Despite nerve-sparing techniques, erectile dysfunction remains commonly observed after
radical prostatectomy due to neuropraxia to the cavernous nerves during surgery. Preservation and rehabilitation
of erectile function after radical prostatectomy remains challenging and many men stay
undertreated with the current armory of therapies available in clinical practice. In this article we provide
a comprehensive overview of the pathophysiology of the nerve injury occurring during radical
prostatectomy and describe different strategies aimed at enhancing neuroprotection and regeneration of
the cavernous nerves in order to improve erectile function recovery. These strategies include immunomodulatory,
neurotrophic, growth factor and stem cell therapy have convincingly shown improved erectile function and
recovery in rat animal models after cavernous nerve injury.
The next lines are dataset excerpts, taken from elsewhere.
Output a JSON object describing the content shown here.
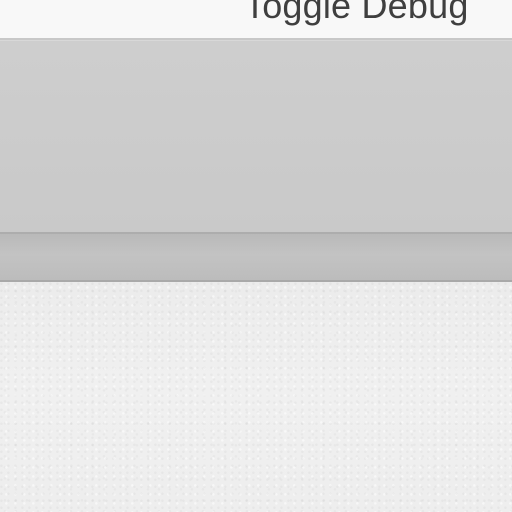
{
  "toolbar": {
    "toggle_debug_label": "Toggle Debug"
  },
  "colors": {
    "top_bar": "#f8f8f8",
    "panel": "#cccccc",
    "strip": "#bebebe",
    "textured_background": "#efefef",
    "label_text": "#3f3f3f"
  }
}
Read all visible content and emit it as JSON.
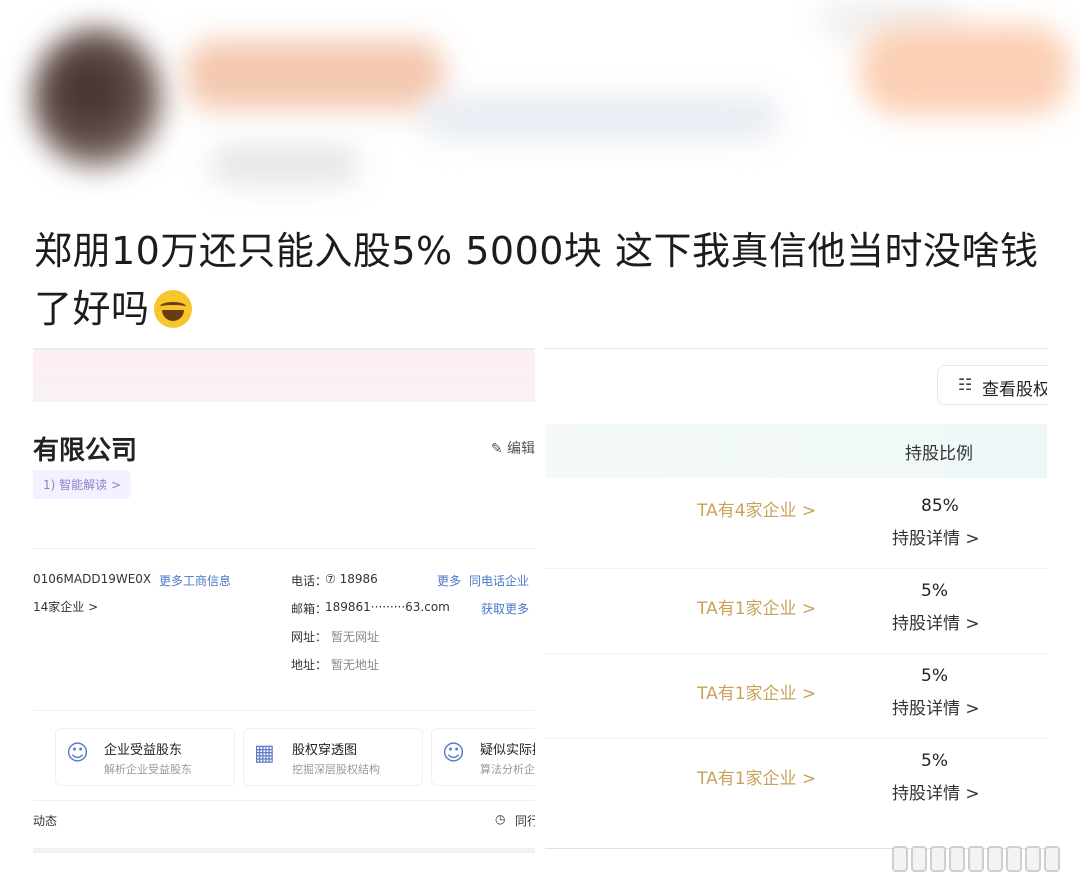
{
  "post": {
    "text": "郑朋10万还只能入股5% 5000块 这下我真信他当时没啥钱了好吗"
  },
  "left_panel": {
    "company_title": "有限公司",
    "edit_label": "✎ 编辑",
    "ai_tag": "1) 智能解读 >",
    "credit_code": "0106MADD19WE0X",
    "more_business": "更多工商信息",
    "related_companies": "14家企业 >",
    "phone_label": "电话：",
    "phone_value": "⑦ 18986",
    "phone_more": "更多",
    "phone_same": "同电话企业",
    "email_label": "邮箱：",
    "email_value": "189861·········63.com",
    "email_more": "获取更多",
    "website_label": "网址：",
    "website_value": "暂无网址",
    "address_label": "地址：",
    "address_value": "暂无地址",
    "cards": [
      {
        "title": "企业受益股东",
        "sub": "解析企业受益股东"
      },
      {
        "title": "股权穿透图",
        "sub": "挖掘深层股权结构"
      },
      {
        "title": "疑似实际控",
        "sub": "算法分析企"
      }
    ],
    "footer_left": "动态",
    "footer_right": "同行"
  },
  "right_panel": {
    "view_button": "查看股权",
    "column_header": "持股比例",
    "rows": [
      {
        "enterprise": "TA有4家企业 >",
        "ratio": "85%",
        "detail": "持股详情 >"
      },
      {
        "enterprise": "TA有1家企业 >",
        "ratio": "5%",
        "detail": "持股详情 >"
      },
      {
        "enterprise": "TA有1家企业 >",
        "ratio": "5%",
        "detail": "持股详情 >"
      },
      {
        "enterprise": "TA有1家企业 >",
        "ratio": "5%",
        "detail": "持股详情 >"
      }
    ]
  },
  "icons": [
    "laughing-tears-emoji",
    "document-icon",
    "user-shield-icon",
    "org-chart-icon",
    "clock-icon",
    "edit-icon"
  ]
}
Furthermore we describe the rationale for penile rehabilitation
with PDE5i out of a neuronal recovery point of view. Many of these strategies reviewed have the potential to optimize
erectile function recovery after radical prostatectomy when translated from pre-clinical models to clinical practice.
Keywords: Cavernous nerve injury, erectile dysfunction, immunomodulatory, nerve graft, nerve growth factor, neuromodulatory,
PDE5-inhibitor, radical prostatectomy.